This study by Raplee, et al. (2021) aims to confirm gut microbiota shifts in an animal model of antibiotic treatment to determine whether antibiotic use favors pathogenic bacteria.
The researchers utilized next-generation sequencing and in-house metagenomic assembly and taxonomic assignment pipelines on the fecal microbiota of a urinary tract infection mouse model with and without antibiotic treatment.

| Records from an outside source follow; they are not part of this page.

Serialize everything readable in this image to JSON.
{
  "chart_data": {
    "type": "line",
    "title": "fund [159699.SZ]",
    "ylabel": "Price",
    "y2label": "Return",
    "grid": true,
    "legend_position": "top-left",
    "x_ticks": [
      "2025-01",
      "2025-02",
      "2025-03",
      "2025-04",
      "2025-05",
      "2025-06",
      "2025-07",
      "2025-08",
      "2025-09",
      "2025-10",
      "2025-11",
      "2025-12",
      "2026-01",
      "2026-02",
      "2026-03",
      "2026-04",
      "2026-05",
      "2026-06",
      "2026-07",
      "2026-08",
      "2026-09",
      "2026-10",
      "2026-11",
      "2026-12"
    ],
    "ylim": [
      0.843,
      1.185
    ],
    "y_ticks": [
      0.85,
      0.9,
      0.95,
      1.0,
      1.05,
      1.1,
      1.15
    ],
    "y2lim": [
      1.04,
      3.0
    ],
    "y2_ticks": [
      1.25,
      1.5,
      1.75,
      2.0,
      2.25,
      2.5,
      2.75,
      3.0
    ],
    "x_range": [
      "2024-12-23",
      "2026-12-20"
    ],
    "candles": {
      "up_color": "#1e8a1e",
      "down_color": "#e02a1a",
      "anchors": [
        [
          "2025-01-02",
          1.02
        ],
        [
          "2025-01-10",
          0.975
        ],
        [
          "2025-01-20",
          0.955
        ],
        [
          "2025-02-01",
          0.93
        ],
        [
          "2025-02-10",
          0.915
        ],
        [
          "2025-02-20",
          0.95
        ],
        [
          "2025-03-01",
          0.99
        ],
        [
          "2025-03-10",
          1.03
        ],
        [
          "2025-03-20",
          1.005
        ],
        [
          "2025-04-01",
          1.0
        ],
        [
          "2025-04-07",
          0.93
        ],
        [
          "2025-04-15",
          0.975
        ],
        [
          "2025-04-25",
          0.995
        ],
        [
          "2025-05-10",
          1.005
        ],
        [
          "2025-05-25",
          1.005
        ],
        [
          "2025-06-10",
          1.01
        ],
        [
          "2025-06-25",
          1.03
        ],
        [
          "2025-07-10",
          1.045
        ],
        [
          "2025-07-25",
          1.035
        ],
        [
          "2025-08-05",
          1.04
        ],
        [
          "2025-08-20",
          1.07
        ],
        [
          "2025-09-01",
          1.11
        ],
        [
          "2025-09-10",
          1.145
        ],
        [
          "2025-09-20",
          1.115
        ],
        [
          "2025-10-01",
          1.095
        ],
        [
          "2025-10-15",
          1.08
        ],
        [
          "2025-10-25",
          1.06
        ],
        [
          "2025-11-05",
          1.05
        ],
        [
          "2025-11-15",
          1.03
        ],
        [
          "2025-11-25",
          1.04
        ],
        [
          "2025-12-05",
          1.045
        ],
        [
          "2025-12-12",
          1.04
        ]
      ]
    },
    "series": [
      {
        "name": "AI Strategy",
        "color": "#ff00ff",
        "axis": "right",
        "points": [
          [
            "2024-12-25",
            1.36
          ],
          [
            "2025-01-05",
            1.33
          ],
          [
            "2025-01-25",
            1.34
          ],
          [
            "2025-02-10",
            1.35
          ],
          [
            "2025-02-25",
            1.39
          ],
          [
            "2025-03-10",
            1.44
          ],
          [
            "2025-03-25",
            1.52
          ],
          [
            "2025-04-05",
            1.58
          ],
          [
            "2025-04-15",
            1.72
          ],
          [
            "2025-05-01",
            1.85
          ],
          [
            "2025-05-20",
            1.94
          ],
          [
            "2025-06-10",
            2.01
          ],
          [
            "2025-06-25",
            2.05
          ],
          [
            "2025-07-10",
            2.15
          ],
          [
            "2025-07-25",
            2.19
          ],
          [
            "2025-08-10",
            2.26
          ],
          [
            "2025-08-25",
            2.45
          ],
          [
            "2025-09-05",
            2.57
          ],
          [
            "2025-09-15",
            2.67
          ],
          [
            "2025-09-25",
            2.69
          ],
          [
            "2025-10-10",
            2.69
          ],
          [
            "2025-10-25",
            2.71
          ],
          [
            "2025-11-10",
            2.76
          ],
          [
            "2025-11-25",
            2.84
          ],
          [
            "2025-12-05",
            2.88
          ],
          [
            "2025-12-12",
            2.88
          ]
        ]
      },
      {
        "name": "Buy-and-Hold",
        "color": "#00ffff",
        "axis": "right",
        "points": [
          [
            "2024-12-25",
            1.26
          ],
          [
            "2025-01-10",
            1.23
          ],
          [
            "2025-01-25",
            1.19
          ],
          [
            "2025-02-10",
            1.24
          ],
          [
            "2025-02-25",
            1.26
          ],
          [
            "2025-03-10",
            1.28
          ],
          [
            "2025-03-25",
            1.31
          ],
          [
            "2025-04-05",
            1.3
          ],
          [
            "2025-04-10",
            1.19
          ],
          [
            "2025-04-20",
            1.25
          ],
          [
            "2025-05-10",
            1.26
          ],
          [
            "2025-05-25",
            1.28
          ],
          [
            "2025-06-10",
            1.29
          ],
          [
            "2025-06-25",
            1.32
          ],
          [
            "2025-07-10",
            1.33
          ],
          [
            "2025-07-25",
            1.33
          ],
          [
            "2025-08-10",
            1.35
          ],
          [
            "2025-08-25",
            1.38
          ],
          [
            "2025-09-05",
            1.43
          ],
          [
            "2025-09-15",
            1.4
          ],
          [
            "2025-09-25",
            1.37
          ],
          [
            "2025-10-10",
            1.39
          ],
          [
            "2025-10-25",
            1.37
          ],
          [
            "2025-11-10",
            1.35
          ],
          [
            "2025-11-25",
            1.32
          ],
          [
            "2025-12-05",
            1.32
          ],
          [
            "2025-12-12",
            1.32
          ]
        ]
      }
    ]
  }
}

Antibiotic therapy decreased the number of detectable species of bacteria by at least 20-fold. Furthermore, the gut microbiota of antibiotic treated mice had a significant increase of opportunistic pathogens that have been implicated in nosocomial infections, like Acinetobacter calcoaceticus/baumannii complex, Chlamydia abortus, Bacteroides fragilis, and Bacteroides thetaiotaomicron. Moreover, antibiotic treatment selected for antibiotic resistant gene enriched subpopulations for many of these opportunistic pathogens.
Oral antibiotic therapy may select for common opportunistic pathogens responsible for nosocomial infections. In this study opportunistic pathogens present after antibiotic therapy harbored more antibiotic resistant genes than populations of opportunistic pathogens before treatment. The researchers say their results demonstrate the effects of antibiotic therapy on induced dysbiosis and expansion of opportunistic pathogen populations and antibiotic resistant subpopulations of those pathogens. Follow-up studies with larger samples sizes and potentially controlled clinical investigations should be performed to confirm their findings, they add.
Reference: Raplee I, Walker L, et al. Emergence of nosocomial associated opportunistic pathogens in the gut microbiome after antibiotic treatment. Antimicrobial Resistance & Infection Control. Vol. 10, No. 36. 2021.